Sinn Fein has won control of the ball but the Democratic Unionists are still on the pitch.
While an Irish nationalist party will be the biggest at Stormont, the DUP did not perform as badly as predicted.
It had been under enormous pressure after Brexit resulted in a sea border between Great Britain and Northern Ireland.
For reasons known only to the DUP, the party backed the Leave campaign – raising the prospect of a hard border.
Even more baffling was the party’s rejection, at the behest of hardline backbenchers, of Theresa May’s softer Brexit.
Boris Johnson told the DUP’s annual conference that “no British prime minister could countenance a border in the Irish Sea”.
A year later, in his determination to secure a withdrawal agreement, the prime minister agreed a border in the Irish Sea.

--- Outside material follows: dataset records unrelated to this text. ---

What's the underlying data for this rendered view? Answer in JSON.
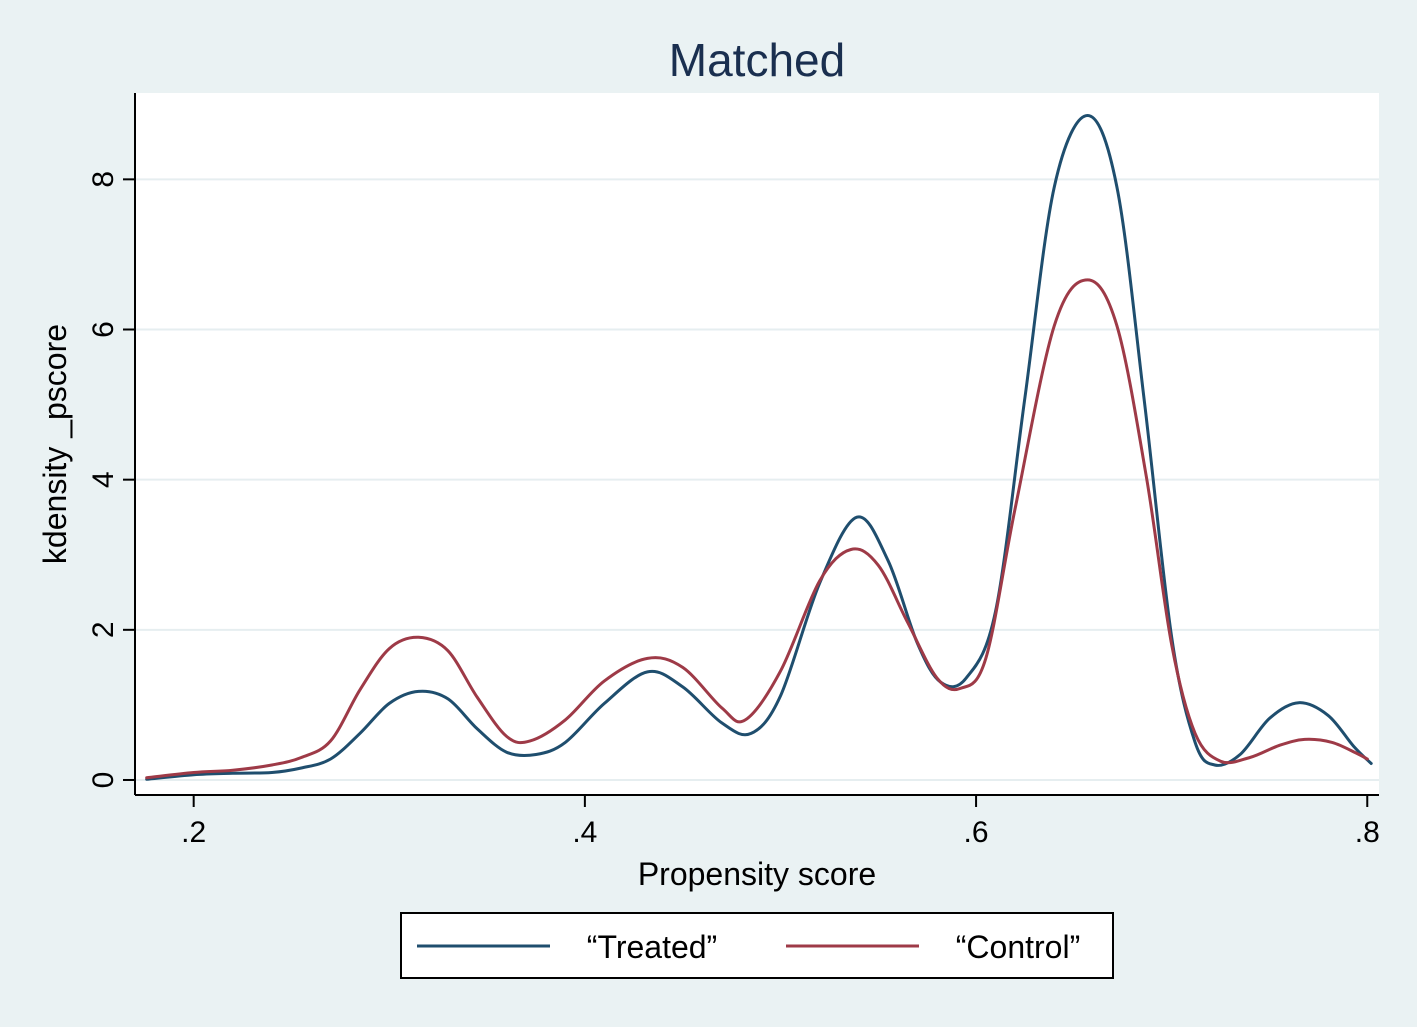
{
  "chart_data": {
    "type": "line",
    "title": "Matched",
    "xlabel": "Propensity score",
    "ylabel": "kdensity _pscore",
    "xlim": [
      0.17,
      0.806
    ],
    "ylim": [
      -0.2,
      9.15
    ],
    "x_ticks": [
      {
        "value": 0.2,
        "label": ".2"
      },
      {
        "value": 0.4,
        "label": ".4"
      },
      {
        "value": 0.6,
        "label": ".6"
      },
      {
        "value": 0.8,
        "label": ".8"
      }
    ],
    "y_ticks": [
      {
        "value": 0,
        "label": "0"
      },
      {
        "value": 2,
        "label": "2"
      },
      {
        "value": 4,
        "label": "4"
      },
      {
        "value": 6,
        "label": "6"
      },
      {
        "value": 8,
        "label": "8"
      }
    ],
    "grid": true,
    "legend_position": "bottom",
    "series": [
      {
        "name": "“Treated”",
        "color": "#1f4e6e",
        "points": [
          [
            0.176,
            0.01
          ],
          [
            0.2,
            0.07
          ],
          [
            0.22,
            0.09
          ],
          [
            0.24,
            0.1
          ],
          [
            0.255,
            0.16
          ],
          [
            0.27,
            0.28
          ],
          [
            0.285,
            0.62
          ],
          [
            0.3,
            1.02
          ],
          [
            0.315,
            1.18
          ],
          [
            0.33,
            1.08
          ],
          [
            0.345,
            0.68
          ],
          [
            0.36,
            0.37
          ],
          [
            0.375,
            0.34
          ],
          [
            0.39,
            0.5
          ],
          [
            0.41,
            1.02
          ],
          [
            0.432,
            1.44
          ],
          [
            0.45,
            1.24
          ],
          [
            0.47,
            0.76
          ],
          [
            0.485,
            0.62
          ],
          [
            0.5,
            1.12
          ],
          [
            0.52,
            2.62
          ],
          [
            0.539,
            3.5
          ],
          [
            0.555,
            2.92
          ],
          [
            0.57,
            1.82
          ],
          [
            0.582,
            1.3
          ],
          [
            0.595,
            1.36
          ],
          [
            0.61,
            2.25
          ],
          [
            0.625,
            5.1
          ],
          [
            0.64,
            7.9
          ],
          [
            0.657,
            8.85
          ],
          [
            0.672,
            7.9
          ],
          [
            0.686,
            5.05
          ],
          [
            0.7,
            1.9
          ],
          [
            0.712,
            0.5
          ],
          [
            0.722,
            0.2
          ],
          [
            0.735,
            0.34
          ],
          [
            0.75,
            0.82
          ],
          [
            0.765,
            1.03
          ],
          [
            0.78,
            0.86
          ],
          [
            0.793,
            0.45
          ],
          [
            0.802,
            0.22
          ]
        ]
      },
      {
        "name": "“Control”",
        "color": "#9e3a47",
        "points": [
          [
            0.176,
            0.03
          ],
          [
            0.2,
            0.1
          ],
          [
            0.22,
            0.13
          ],
          [
            0.24,
            0.2
          ],
          [
            0.255,
            0.3
          ],
          [
            0.27,
            0.52
          ],
          [
            0.285,
            1.2
          ],
          [
            0.3,
            1.75
          ],
          [
            0.315,
            1.9
          ],
          [
            0.33,
            1.72
          ],
          [
            0.345,
            1.1
          ],
          [
            0.36,
            0.58
          ],
          [
            0.372,
            0.52
          ],
          [
            0.39,
            0.8
          ],
          [
            0.41,
            1.32
          ],
          [
            0.432,
            1.62
          ],
          [
            0.45,
            1.5
          ],
          [
            0.47,
            0.96
          ],
          [
            0.482,
            0.8
          ],
          [
            0.5,
            1.45
          ],
          [
            0.52,
            2.65
          ],
          [
            0.536,
            3.07
          ],
          [
            0.55,
            2.86
          ],
          [
            0.565,
            2.1
          ],
          [
            0.58,
            1.36
          ],
          [
            0.592,
            1.22
          ],
          [
            0.605,
            1.62
          ],
          [
            0.62,
            3.62
          ],
          [
            0.64,
            6.05
          ],
          [
            0.657,
            6.66
          ],
          [
            0.672,
            6.05
          ],
          [
            0.687,
            4.05
          ],
          [
            0.7,
            1.8
          ],
          [
            0.712,
            0.62
          ],
          [
            0.725,
            0.25
          ],
          [
            0.74,
            0.3
          ],
          [
            0.755,
            0.46
          ],
          [
            0.768,
            0.54
          ],
          [
            0.782,
            0.5
          ],
          [
            0.795,
            0.35
          ],
          [
            0.8,
            0.28
          ]
        ]
      }
    ]
  }
}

Initially, the DUP tried to put a brave face on being thrown under the bus, briefly describing it as “the best of both worlds”.

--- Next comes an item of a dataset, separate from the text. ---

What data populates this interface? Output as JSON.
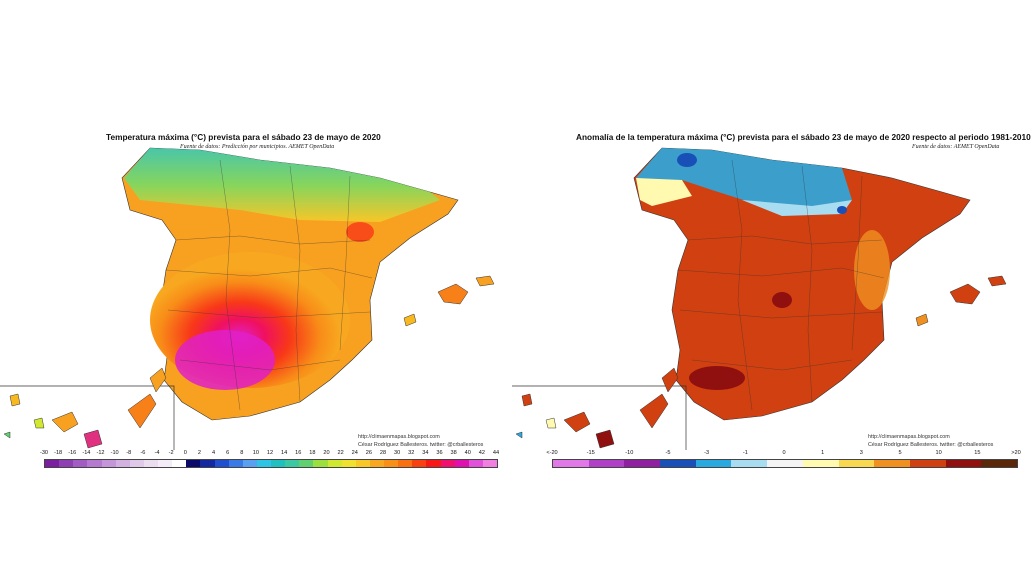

In other words, Northern Ireland would be able to boast unique access to both the GB market and the EU market.
But it rowed back rapidly when other Unionists – both hardline and moderate – claimed it had compromised Northern Ireland’s place in the United Kingdom.
Under attack from its own electorate, the DUP demanded that the UK government invoke Article 16, overriding the Brexit Protocol.
But Downing Street cannot afford a trade war with the EU and knows any prospect of a land border could cost it a trade deal with the United States.
With tension at breaking point in Unionist strongholds, the DUP’s internal warfare turned into a very public spectacle.
Having ousted Arlene Foster as leader, Edwin Poots from the party’s ideological wing succeeded her – but only for 21 days.
Sea border anger
Sir Jeffrey Donaldson, the party’s leader at Westminster, became the third leader in the space of three weeks.
When his pleas for the UK government to scrap the sea border went unheard, he pulled the DUP out of the power-sharing government.
It was too little, too late for many Unionists and the subsequent election has opened the door to Sinn Fein.
But Sinn Fein cannot form a government without the DUP, and that leaves power sharing on life support.
Ultimately, Brexit and its consequences may have signalled the end of Good Friday Agreement politics.